На следующий день мой соперник в альковных делах пропал. То есть, он исчез совсем. Машину обнаружили на берегу реки, а ее хозяин словно испарился. Через несколько дней водолазы обследовали дно водоема, но человек найден не был Его искали родственники, коллеги по работе, милиция. Однако бросалось в глаза, что мою бывшую подругу вовсе не терзал факт исчезновения нового возлюбленного – с лицом весьма жизнерадостным и, я бы сказал, счастливым, она выходила из дома и куда-то бежала. Видимо, в институт. Меня это обстоятельство несколько обнадеживало: не все шансы потеряны, и она еще ко мне вернется. Жили мы с ней в одном дворе и виделись ежедневно. Но, как оказалось, девушка спешила вовсе не в институт. Как-то законная жена моего конкурента (да-да, он оказался связан узами брака), чтобы хоть как-то отвлечь себя от горя, поехала повозиться на дачу и обнаружила там известную нам парочку в весьма фривольном состоянии. Пропажа была инсценирована хитроумным любовником, чтобы ввести в заблуждение собственную жену. Сведениями о дальнейших его планах я не располагал, ибо сразу утратил интерес к своей бывшей зазнобе. Над всеми героями этой истории, равно как и над незадачливой, на первый взгляд, ворожеей можно было бы посмеяться, если бы не одно «но». Спустя несколько дней я сидел на лавочке и читал газету. Приближалась сильная гроза. Солнце скрылось за темно-лиловыми тучами, под порывами ветра закачались ветки деревьев. Раскаты грома нарушили тишину, и крупные капли дождя стали падать на пыльный асфальт. Я поспешно свернул газету и поднялся, чтобы идти домой, но едва успел сделать несколько шагов, как с неимоверным грохотом на скамейку, разнеся ее в щепки, рухнуло старое абрикосовое дерево.
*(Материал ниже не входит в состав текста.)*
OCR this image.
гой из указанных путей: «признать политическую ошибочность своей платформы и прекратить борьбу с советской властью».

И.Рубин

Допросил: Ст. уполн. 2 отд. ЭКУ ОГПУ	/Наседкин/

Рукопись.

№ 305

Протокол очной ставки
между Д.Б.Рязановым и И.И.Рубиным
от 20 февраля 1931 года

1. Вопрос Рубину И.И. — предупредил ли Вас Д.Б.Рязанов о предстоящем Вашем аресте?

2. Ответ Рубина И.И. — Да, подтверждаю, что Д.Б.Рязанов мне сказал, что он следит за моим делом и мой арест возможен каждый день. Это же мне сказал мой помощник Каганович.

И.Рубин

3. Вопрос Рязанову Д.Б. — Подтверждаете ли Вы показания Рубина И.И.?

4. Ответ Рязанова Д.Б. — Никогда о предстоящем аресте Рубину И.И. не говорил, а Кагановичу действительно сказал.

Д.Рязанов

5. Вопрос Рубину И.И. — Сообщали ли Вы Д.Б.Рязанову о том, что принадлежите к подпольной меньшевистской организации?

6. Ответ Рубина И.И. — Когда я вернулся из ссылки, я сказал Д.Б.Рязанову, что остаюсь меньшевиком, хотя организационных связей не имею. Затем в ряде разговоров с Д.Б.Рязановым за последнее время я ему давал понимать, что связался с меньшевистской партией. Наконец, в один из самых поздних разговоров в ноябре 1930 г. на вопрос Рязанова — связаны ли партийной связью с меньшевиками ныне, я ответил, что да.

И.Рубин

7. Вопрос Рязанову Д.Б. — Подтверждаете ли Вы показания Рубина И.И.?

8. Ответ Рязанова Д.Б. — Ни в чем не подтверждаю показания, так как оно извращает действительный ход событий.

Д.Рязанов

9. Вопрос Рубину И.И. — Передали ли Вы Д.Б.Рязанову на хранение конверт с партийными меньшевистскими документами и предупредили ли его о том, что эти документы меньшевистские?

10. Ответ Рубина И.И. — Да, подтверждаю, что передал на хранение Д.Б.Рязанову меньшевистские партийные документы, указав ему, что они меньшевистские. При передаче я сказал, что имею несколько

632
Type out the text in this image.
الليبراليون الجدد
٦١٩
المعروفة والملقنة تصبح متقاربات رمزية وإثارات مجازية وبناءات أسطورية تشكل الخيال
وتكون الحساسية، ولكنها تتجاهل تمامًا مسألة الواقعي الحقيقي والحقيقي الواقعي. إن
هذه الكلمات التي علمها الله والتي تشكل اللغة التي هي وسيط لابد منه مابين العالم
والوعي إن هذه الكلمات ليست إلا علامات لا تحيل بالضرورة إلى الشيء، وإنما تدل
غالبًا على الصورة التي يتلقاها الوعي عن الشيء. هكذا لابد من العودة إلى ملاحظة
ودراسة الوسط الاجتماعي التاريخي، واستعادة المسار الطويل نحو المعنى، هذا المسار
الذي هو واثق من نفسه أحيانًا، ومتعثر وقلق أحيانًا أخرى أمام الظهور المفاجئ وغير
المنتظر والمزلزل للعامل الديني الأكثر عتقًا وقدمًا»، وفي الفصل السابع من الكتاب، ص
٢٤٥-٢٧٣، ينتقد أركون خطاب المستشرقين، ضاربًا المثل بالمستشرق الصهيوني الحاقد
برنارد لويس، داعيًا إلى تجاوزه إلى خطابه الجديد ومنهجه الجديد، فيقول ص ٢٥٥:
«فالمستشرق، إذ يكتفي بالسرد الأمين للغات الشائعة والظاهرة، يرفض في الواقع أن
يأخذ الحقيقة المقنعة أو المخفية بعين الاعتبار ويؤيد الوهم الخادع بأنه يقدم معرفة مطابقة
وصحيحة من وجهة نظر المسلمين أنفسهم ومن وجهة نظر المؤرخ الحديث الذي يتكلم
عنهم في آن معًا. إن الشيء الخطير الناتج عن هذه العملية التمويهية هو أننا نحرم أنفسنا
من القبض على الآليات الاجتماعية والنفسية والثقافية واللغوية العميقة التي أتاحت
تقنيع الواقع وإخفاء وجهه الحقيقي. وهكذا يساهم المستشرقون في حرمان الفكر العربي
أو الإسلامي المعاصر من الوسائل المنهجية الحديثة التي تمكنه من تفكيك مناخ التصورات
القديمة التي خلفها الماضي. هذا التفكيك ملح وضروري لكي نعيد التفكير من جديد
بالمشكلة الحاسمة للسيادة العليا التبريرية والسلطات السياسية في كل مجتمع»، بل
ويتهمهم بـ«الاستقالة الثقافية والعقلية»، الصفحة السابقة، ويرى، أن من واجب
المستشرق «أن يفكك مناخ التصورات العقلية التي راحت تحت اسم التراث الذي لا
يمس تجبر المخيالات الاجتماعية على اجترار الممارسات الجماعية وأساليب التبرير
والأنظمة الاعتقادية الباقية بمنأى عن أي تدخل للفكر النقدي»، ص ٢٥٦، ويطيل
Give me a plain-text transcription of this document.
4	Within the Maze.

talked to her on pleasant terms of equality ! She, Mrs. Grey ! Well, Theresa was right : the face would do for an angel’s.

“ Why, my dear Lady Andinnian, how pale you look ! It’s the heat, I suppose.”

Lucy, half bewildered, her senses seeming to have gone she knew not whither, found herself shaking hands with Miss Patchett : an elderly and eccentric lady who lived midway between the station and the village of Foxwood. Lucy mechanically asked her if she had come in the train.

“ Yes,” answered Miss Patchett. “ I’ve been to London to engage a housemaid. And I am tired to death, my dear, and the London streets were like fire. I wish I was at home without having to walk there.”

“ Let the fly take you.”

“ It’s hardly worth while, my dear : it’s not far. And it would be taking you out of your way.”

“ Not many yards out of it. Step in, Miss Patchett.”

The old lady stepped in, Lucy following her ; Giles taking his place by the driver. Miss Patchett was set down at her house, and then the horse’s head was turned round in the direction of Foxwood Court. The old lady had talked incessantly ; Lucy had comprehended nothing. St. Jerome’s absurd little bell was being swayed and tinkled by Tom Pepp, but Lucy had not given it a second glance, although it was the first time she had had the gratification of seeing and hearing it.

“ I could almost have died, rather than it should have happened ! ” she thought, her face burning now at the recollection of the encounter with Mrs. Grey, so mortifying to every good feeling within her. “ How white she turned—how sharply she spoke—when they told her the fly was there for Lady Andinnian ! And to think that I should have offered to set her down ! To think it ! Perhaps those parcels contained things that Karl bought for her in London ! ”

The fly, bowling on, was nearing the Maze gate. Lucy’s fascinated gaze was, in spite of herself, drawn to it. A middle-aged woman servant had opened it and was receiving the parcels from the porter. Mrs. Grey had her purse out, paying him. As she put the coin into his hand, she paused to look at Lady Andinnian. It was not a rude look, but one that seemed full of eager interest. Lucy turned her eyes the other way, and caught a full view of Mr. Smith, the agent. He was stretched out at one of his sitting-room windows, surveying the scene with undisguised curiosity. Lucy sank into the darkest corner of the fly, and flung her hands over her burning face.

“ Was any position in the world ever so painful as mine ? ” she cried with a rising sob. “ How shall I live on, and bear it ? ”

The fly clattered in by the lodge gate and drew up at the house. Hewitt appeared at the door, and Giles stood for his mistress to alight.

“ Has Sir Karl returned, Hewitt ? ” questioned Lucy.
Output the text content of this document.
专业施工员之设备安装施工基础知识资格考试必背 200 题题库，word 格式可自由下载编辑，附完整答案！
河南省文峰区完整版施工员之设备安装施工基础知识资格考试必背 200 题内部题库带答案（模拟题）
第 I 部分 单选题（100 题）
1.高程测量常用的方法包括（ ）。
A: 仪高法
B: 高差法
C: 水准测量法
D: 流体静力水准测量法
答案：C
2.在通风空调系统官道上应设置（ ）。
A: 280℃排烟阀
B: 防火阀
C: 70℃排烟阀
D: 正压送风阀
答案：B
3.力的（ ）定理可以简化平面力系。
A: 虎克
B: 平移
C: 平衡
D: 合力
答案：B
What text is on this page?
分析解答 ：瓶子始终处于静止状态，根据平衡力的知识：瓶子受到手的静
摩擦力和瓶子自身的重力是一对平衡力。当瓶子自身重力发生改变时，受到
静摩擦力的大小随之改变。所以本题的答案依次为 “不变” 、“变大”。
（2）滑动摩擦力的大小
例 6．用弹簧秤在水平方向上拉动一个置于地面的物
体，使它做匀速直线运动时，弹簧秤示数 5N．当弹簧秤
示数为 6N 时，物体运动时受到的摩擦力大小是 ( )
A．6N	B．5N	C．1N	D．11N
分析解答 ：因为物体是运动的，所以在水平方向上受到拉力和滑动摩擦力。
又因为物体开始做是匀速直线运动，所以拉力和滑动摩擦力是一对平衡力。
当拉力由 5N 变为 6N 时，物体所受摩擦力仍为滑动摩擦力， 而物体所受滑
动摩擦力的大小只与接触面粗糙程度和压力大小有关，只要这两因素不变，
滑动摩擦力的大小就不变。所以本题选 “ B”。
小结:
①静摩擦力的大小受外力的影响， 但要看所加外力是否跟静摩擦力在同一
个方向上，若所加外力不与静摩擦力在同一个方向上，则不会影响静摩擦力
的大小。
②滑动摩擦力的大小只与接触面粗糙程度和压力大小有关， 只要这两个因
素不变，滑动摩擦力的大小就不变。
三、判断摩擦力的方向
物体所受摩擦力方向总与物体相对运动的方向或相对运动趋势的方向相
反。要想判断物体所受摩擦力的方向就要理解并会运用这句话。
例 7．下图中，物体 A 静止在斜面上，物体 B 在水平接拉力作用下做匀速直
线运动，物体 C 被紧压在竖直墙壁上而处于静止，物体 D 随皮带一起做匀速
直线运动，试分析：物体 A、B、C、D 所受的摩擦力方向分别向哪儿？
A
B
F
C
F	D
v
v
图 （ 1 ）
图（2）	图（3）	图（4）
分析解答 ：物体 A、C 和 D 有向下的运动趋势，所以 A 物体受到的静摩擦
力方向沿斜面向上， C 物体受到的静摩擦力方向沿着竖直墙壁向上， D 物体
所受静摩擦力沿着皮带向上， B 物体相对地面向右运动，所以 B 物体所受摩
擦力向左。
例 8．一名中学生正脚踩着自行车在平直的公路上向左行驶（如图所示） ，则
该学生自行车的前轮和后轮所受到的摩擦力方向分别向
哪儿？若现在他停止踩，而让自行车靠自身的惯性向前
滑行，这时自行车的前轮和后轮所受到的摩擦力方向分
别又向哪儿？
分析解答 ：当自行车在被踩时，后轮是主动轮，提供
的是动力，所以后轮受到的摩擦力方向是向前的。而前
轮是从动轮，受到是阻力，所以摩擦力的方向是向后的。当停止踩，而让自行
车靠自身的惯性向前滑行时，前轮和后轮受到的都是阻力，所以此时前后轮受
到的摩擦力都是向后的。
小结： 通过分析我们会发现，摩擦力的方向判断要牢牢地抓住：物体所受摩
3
После этого, знакового для меня случая, я не только перестал манипулировать тонкой материей, но даже старался избегать разговоров о магии и колдовстве.

И вот судьба мне вновь уготовила встречу с неведомым. Но, несмотря на очевидную таинственность происходящего, страх куда-то улетучился. Видимо, потому что недалеко от меня находилась Людмила. Мне стало интересно: а боится ли она? Я уже собрался уходить, но увидел, что в нескольких шагах от могилы Сашки Белого зашевелились кусты, и мелькнул силуэт еще одного человека. Его было трудно с кем-либо спутать – в густых зарослях бузины скрылся сторож-горбун.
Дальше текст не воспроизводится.